I put a groove in the outside edge of the heart, to help seat the thread that goes around it:



This is a picture of after I wound black sewing thread around the heart. I started in the middle of the heart and worked toward the port side; I just looped the thread around and around, using some clear nail polish to help hold things in place (good stuff to use - it holds quite well, and doesn't dry as soon as it's exposed to air, so you have a bit of working time with it). For the starboard side of the collar, I made a series of overhand knots instead of a bunch of loops; this worked out well until the last knot I put in, which caused all the other knots to slip off the collar and get all tangled on the collar itself. This step (covering everything with thread)was done to be both functional (further securing the collar to the heart) and historically correct:



And lastly, a picture of the top and bottom sides of the collar wrapped around its heart, after I applied some black paint to cover all the white plastic of the heart.

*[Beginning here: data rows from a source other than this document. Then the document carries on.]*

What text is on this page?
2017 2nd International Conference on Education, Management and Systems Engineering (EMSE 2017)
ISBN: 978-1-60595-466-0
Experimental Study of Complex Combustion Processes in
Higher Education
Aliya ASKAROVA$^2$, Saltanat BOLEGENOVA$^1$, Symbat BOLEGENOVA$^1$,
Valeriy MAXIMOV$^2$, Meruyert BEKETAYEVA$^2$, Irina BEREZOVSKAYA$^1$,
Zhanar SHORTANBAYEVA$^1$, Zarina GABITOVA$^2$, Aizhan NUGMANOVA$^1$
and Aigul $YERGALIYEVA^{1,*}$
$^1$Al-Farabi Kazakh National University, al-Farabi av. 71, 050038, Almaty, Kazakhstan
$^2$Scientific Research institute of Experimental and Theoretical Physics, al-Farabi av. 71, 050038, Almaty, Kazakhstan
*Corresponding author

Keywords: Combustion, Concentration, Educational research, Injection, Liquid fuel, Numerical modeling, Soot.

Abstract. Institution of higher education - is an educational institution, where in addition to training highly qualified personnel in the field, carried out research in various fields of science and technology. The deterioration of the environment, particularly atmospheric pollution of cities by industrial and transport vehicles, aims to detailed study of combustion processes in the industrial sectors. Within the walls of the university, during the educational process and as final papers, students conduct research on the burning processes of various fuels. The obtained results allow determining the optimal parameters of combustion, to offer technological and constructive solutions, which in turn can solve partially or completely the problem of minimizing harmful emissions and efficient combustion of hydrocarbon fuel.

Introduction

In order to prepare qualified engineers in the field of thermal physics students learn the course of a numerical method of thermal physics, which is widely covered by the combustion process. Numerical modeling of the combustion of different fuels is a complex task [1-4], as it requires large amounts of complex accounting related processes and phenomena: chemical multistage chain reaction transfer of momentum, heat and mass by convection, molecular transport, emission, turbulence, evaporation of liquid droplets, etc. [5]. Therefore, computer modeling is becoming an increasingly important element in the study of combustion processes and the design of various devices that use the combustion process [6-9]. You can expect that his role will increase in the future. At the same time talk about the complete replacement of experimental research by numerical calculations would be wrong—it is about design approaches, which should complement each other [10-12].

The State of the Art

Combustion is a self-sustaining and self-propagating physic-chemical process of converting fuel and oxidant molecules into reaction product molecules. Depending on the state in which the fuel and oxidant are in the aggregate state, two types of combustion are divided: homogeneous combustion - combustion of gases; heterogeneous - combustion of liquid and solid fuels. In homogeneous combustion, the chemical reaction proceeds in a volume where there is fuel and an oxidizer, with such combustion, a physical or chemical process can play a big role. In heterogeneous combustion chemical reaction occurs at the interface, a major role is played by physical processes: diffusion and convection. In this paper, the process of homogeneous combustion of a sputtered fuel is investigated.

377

If it looks shiny, it's because I took the pictures right after applying the paint:





Now, you might be wondering why there's this sudden interest in this piece of rigging. I'm close to getting ready to install the masts, and I've been reading up about the main stay, in particular, how it goes over the mast top, and whether or not it goes over or under the shrouds/ratlines (it goes over the shrouds). So rather than wait until the masts are in, and having a little bit less room to work with, I decided to go ahead and put this collar in place. I made another open heart last night, for the other stay that goes around the main mast. I'll probably do some work tomorrow to get all that installed.

These details aren't anything you'd find in Heller's instructions, so if they're of use to anybody, I hope my ramblings make some sense.

As always, thanks for taking the time to look.